Sleep paralysis can also help you fight your fears, since everything you’ll be experiencing is created by your own mind. Sleep paralysis has put me face to face with some of my fears and with time, it has become much less scary. Most of the time, I’ll just see random people looking at me, sometimes even friends of mine! They often talk, which is a great opportunity for me to “communicate” with my subconscious mind!
How to stop sleep paralysis
Although it has interesting uses, it is still useful to know how to stop sleep paralysis. This knowledge will also help not panic and maintain a calm mind during the experience.
Most tips I have read involve trying to move a toe or a finger to break the paralysis. I find this method’s efficiency to be very limited ; often enough, you won’t be able to move an inch.

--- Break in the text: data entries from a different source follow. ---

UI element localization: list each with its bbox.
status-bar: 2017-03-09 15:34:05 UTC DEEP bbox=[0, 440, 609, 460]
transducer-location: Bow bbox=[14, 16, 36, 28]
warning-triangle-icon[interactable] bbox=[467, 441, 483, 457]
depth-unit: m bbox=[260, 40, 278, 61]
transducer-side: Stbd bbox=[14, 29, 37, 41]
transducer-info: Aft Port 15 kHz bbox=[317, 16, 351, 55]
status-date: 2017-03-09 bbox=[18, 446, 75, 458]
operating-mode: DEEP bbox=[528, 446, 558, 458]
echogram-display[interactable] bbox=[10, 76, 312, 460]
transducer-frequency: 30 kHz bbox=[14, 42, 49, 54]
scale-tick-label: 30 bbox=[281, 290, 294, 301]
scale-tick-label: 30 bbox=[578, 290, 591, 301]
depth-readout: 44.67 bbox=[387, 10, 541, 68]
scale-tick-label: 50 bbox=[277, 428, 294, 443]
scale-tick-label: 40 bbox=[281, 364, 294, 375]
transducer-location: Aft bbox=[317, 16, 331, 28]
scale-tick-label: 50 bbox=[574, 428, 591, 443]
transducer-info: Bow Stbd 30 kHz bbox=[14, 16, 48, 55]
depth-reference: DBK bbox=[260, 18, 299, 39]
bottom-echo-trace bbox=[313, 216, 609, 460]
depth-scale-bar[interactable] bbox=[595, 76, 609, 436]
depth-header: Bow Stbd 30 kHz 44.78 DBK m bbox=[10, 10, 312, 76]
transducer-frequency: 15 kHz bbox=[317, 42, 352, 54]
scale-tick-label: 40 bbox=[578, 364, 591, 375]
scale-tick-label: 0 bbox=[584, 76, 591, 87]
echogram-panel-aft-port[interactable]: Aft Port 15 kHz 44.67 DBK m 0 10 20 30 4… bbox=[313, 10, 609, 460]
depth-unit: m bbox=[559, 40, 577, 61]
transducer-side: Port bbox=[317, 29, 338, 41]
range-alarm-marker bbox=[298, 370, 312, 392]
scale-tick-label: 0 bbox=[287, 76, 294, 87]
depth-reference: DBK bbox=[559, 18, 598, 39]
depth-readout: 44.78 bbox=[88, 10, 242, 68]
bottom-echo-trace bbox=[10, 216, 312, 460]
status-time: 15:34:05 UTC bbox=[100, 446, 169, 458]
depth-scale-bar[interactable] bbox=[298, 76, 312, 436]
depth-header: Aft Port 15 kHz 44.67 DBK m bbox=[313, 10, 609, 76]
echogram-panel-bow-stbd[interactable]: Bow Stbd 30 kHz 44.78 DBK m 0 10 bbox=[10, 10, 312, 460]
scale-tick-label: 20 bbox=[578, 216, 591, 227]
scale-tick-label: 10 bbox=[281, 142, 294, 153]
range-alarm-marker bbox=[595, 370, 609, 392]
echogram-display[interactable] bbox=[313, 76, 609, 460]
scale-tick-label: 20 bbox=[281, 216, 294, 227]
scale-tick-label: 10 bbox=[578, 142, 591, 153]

The key to getting back to full wakefulness is to send a signal to your body so that it realizes that your mind is awake and stops the paralysis. Since the only two things you’ll be able to control in a full sleep paralysis are your eyes and your breath, you can take advantage of the latter and escape sleep paralysis by altering your breathing pattern. For example, by taking shorter or longer breaths, your body will notice the change and respond to it by stopping the paralysis. It takes less than 30 seconds to escape sleep paralysis with this technique.
Sleep paralysis is scary at first but it proves to be a fascinating phenomenon once you transcend the frightening stuff it induces. Your mind will be blown!